Który zespół po sobotnich derbach mógł odczuwać większy niedosyt? O dziwo... goście, którzy nic sobie nie robiąc z wyraźnej dysproporcji w tabeli na rzecz Spójni, postawili jej poprzeczkę wysoko. A gdyby zliczyć bramkowe okazje, to te częściej stwarzali właśnie piłkarze z Czańca. Ta bodaj najlepsza to minuta 15. i „wjazd” w pole karne z bocznego sektora boiska Samuela Colika z niedostatecznym wykończeniem.

– Zaprezentowaliśmy się słabiej. To rywal był dziś konkretniejszy. Nam brakowało strzałów, dobrych podań, wszystko było spóźnione. Nie możemy być więc zadowoleni. Chcemy grać ładniej dla oka w tej rundzie, ale nie zawsze idą na razie za tym sytuacje stwarzane. Trudniej przedostać się nam za plecy rywala, gdy prowadzimy grę – konstatuje Mateusz Wrana, szkoleniowiec zespołu z Landeka.

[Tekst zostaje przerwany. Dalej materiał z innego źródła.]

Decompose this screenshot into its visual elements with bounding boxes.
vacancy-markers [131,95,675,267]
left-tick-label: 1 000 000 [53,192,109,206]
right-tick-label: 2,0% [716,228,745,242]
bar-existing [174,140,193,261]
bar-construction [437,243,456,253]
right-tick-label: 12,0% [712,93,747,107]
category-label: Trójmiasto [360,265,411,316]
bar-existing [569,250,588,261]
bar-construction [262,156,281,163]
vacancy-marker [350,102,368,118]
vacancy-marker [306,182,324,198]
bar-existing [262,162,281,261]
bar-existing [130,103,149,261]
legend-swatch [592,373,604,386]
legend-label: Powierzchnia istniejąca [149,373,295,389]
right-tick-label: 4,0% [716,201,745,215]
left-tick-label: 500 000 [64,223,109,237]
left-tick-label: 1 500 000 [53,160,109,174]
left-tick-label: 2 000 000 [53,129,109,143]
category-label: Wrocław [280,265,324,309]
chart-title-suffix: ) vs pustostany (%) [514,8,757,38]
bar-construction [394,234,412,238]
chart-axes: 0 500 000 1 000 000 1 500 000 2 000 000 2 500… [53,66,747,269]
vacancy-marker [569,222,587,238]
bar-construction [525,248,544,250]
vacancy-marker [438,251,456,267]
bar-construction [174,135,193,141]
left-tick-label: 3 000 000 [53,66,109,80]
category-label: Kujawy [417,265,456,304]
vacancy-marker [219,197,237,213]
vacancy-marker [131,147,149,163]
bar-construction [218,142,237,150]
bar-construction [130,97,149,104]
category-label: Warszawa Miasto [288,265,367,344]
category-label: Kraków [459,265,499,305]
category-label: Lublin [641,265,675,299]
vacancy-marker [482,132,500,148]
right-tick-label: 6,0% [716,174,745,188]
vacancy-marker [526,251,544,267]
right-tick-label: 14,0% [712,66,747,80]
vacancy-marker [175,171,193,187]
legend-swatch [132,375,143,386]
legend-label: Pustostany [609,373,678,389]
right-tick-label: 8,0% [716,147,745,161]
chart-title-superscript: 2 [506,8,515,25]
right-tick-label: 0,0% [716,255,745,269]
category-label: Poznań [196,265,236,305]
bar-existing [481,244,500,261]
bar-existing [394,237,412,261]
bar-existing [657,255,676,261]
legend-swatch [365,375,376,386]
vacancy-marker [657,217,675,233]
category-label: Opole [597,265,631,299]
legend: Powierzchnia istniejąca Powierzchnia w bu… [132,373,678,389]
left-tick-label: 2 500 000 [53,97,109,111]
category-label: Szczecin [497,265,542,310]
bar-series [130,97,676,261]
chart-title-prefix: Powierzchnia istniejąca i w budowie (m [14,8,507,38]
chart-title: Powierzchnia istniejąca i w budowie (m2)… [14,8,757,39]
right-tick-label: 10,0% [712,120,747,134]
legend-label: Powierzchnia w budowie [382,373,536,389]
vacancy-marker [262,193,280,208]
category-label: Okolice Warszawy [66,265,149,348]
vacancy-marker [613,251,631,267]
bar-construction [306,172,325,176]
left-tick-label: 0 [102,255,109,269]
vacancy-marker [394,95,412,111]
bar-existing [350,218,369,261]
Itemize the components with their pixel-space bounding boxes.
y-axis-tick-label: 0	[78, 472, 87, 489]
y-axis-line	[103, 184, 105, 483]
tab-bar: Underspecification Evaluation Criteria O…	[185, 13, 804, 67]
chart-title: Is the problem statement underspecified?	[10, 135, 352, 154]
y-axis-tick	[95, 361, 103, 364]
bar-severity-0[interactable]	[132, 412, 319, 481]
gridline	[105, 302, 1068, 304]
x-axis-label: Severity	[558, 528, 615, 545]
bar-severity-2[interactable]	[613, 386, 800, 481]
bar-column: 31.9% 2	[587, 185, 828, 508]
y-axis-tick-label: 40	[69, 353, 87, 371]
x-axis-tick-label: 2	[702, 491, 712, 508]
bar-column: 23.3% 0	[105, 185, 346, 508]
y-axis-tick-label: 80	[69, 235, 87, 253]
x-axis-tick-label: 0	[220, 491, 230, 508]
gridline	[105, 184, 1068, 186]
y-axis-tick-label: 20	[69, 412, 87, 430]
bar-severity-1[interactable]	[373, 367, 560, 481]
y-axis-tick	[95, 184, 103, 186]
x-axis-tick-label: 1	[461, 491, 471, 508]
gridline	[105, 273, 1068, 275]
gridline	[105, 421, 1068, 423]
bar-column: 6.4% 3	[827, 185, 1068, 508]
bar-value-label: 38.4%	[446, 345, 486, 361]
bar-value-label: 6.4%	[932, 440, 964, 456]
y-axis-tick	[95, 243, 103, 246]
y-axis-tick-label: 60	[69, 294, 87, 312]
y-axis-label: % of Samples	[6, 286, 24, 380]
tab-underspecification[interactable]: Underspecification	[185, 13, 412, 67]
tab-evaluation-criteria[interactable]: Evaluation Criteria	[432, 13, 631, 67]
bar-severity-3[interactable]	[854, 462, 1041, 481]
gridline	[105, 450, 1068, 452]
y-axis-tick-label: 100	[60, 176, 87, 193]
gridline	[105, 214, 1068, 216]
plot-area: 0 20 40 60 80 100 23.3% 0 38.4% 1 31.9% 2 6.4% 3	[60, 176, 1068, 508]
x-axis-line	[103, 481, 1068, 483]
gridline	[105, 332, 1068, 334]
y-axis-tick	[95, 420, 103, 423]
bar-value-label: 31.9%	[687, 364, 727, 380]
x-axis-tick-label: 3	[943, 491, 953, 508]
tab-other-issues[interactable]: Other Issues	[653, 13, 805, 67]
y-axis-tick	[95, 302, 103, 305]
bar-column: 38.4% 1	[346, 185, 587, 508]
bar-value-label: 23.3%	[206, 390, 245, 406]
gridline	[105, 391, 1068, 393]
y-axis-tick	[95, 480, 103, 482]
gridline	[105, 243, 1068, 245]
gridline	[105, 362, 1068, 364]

Miejscowi w istocie nie doczekali się podczas 90. minut żadnej „setki”, bo za takowe trudno uznać uderzenia z dalszej odległości, m.in. to najciekawsze, acz chybione Wiktora Piejaka z 70. minuty. Również w tej odsłonie meczu więcej pracy miał Kacper Dana, choć naprawdę poważnego zagrożenia drużyna wyżej notowana w stawce uniknęła. Wysiłków gości z Czańca nie zniweczyła zarazem „cegła”, którą za nadmiar kartek żółtych obejrzał na finiszu Jakub Knapek.